Michael Hirschorn has an interesting piece on the possibly-imminent death of the "doorstop" print edition of the New York Times in the Atlantic this month. He comes out at the end on the right side--hey it's not the end of the world, it's just a different world. But there's also some fogeyism. First the smart bits:
This is brilliant. I've been thinking it myself. I realize that the huge fees I got from MSM for OK-but-not-memorable pieces became a true market inefficiency in the internet age for several parties to the deal, chiefly the reader. My former wealth reflected captive advertisers and corporatized expression. The captured advertisers were used by print monopolies to subsidize a lot of the Right People, and the selection process was arbitrary and highly exclusive, even if it included me. I don't know how good that was for the world. Look: now you're getting my pearls for peanuts, and they're the true motions of my mind, not edited by some cya committee.
Smart. And Hirschorn reflects the fact that in a global world, the Times is offering a provincial brand. Which is one reason its irrelevance is growing.
Also true. Now here's the fogy bit:
I find this unpersuasive. There's more and better information available to people now than there ever was. Intelligent people will have to sort out their information as they always have. New institutions will arise just as old institutions arose (the New York Times, the late lamented New York Herald-Tribune, the New York Review of Books) and will be assessed, as human beings have always assessed their gruel: How good is it?
Let's write the word Iraq on the blackboard 100 times, or 1000. Elites got us into that war, with elite mechanisms, including the elite press. This is the present American tragedy. I don't think the internet would have given us Iraq. We would have heard from more bloggers over there, to begin with. For another thing, the internet is ultimately going to reform the Islamic world. (And maybe the Jewish world too). The new mechanisms are specially vulnerable, yes, but in the end they are a great leap forward. I'm not going to reverence journalistic training. It turns out that Millions of people, schooled
by email, know how to write and observe.
Here is the best analogy for the internet: Religious leader Jan Hus is burned at the stake in the 1400s for challenging Rome. Gutenberg then invents the printing press; religious texts are vastly democratized. Luther reforms Rome.
And that syllogism comes to you from Nabil al-Khowaiter, a Saudi Arabian, who I would not know if not for the damned internet.

'The captured advertisers were used by print monopolies to subsidize a lot of the Right People, and the selection process was arbitrary and highly exclusive, even if it included me. I don't know how good that was for the world. Look: now you're getting my pearls for peanuts, and they're the true motions of my mind, not edited by some cya committee.'
Yep, and that's what makes them pithy and candid and entertaining.

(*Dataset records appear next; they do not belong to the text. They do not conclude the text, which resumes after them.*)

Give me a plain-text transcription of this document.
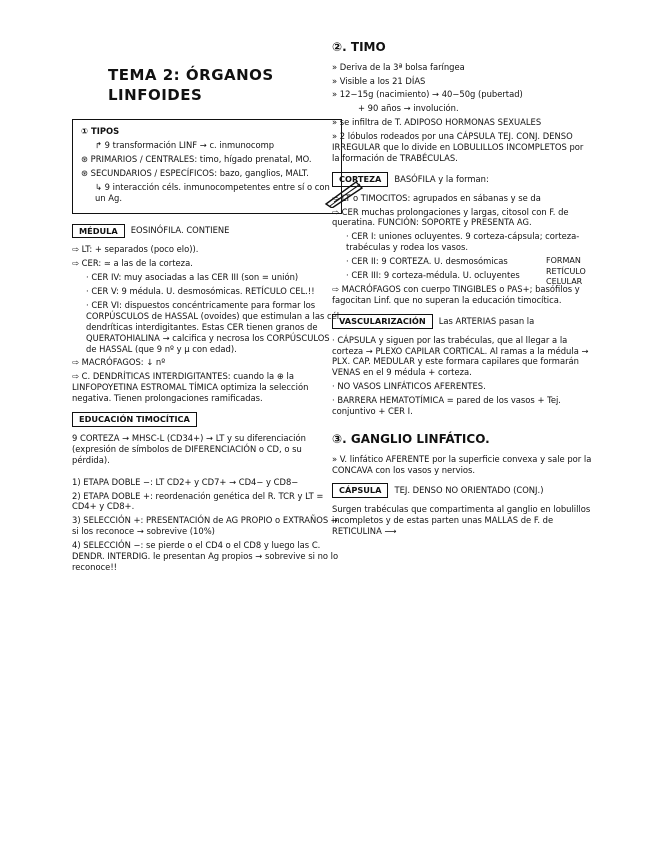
TEMA 2: ÓRGANOS LINFOIDES
① TIPOS
↱ 9 transformación LINF → c. inmunocomp
⊛ PRIMARIOS / CENTRALES: timo, hígado prenatal, MO.
⊛ SECUNDARIOS / ESPECÍFICOS: bazo, ganglios, MALT.
↳ 9 interacción céls. inmunocompetentes entre sí o con un Ag.
MÉDULA	EOSINÓFILA. CONTIENE
⇨ LT: + separados (poco elo)).
⇨ CER: ≃ a las de la corteza.
· CER IV: muy asociadas a las CER III (son = unión)
· CER V: 9 médula. U. desmosómicas. RETÍCULO CEL.!!
· CER VI: dispuestos concéntricamente para formar los CORPÚSCULOS de HASSAL (ovoides) que estimulan a las cél. dendríticas interdigitantes. Estas CER tienen granos de QUERATOHIALINA → calcifica y necrosa los CORPÚSCULOS de HASSAL (que 9 nº y μ con edad).
⇨ MACRÓFAGOS: ↓ nº
⇨ C. DENDRÍTICAS INTERDIGITANTES: cuando la ⊕ la LINFOPOYETINA ESTROMAL TÍMICA optimiza la selección negativa. Tienen prolongaciones ramificadas.
EDUCACIÓN TIMOCÍTICA
9 CORTEZA → MHSC-L (CD34+) → LT y su diferenciación (expresión de símbolos de DIFERENCIACIÓN o CD, o su pérdida).
1) ETAPA DOBLE −: LT CD2+ y CD7+ → CD4− y CD8−
2) ETAPA DOBLE +: reordenación genética del R. TCR y LT = CD4+ y CD8+.
3) SELECCIÓN +: PRESENTACIÓN de AG PROPIO o EXTRAÑOS → si los reconoce → sobrevive (10%)
4) SELECCIÓN −: se pierde o el CD4 o el CD8 y luego las C. DENDR. INTERDIG. le presentan Ag propios → sobrevive si no lo reconoce!!
②. TIMO
» Deriva de la 3ª bolsa faríngea
» Visible a los 21 DÍAS
» 12−15g (nacimiento) → 40−50g (pubertad)
+ 90 años → involución.
» se infiltra de T. ADIPOSO HORMONAS SEXUALES
» 2 lóbulos rodeados por una CÁPSULA TEJ. CONJ. DENSO IRREGULAR que lo divide en LOBULILLOS INCOMPLETOS por la formación de TRABÉCULAS.
CORTEZA	BASÓFILA y la forman:
⇨ LT o TIMOCITOS: agrupados en sábanas y se da
⇨ CER muchas prolongaciones y largas, citosol con F. de queratina. FUNCIÓN: SOPORTE y PRESENTA AG.
· CER I: uniones ocluyentes. 9 corteza-cápsula; corteza-trabéculas y rodea los vasos.
· CER II: 9 CORTEZA. U. desmosómicas
· CER III: 9 corteza-médula. U. ocluyentes
FORMAN RETÍCULO CELULAR
⇨ MACRÓFAGOS con cuerpo TINGIBLES o PAS+; basófilos y fagocitan Linf. que no superan la educación timocítica.
VASCULARIZACIÓN	Las ARTERIAS pasan la
· CÁPSULA y siguen por las trabéculas, que al llegar a la corteza → PLEXO CAPILAR CORTICAL. Al ramas a la médula → PLX. CAP. MEDULAR y este formara capilares que formarán VENAS en el 9 médula + corteza.
· NO VASOS LINFÁTICOS AFERENTES.
· BARRERA HEMATOTÍMICA = pared de los vasos + Tej. conjuntivo + CER I.
③. GANGLIO LINFÁTICO.
» V. linfático AFERENTE por la superficie convexa y sale por la CONCAVA con los vasos y nervios.
CÁPSULA	TEJ. DENSO NO ORIENTADO (CONJ.)
Surgen trabéculas que compartimenta al ganglio en lobulillos incompletos y de estas parten unas MALLAS de F. de RETICULINA ⟶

Beats the living crap out of reading blowhard Tom Friedman boilerplate in the Times.
As a student, I found the editorial page to be the most interesting part of the newspaper. Today I never read MSM editorials. Blogs have made them obsolete with better, more fearless writing. Whereas newspapers, not wanting to offend advertisers, still tend to pull punches and pour on a superfluous, thick syrup of public-interest-flavored verbosity.
You are absolutely right. The blogs offer far "more fearless writing" than anything I ever see in the mainstream media. On those rare occasions when the LA Times actually agrees with me it it makes its points so obscurely that you need an advanced degree in Kremlinology to fully read between the lines.
Phil,
Aside from your commentary on the Middle East, this post on the power of the Internet and the imminent demise of the NYT print edition is one of your most insightful reflections yet. Please continue to develop this theme. It could be the elephant under the radar screen that is changing our world faster than we can write about that change.
Also, before you get too giddy about the potential good the Internet could do for humanity, remember that the bloody wars of the Protestant Reformation, cultural tribalism (Nationalism), and mass hysteria leading to innumerable small and big wars, were all made possible thanks to the "printed word". Dwell a bit on the potential horrors that evil blogger/hackers could wreak on our world today.
Mac, the difference is that google and hot links can take you in an instant to the opposing POV. The MSM hardly differs from its modern childhood when it blared all Huns ate babies.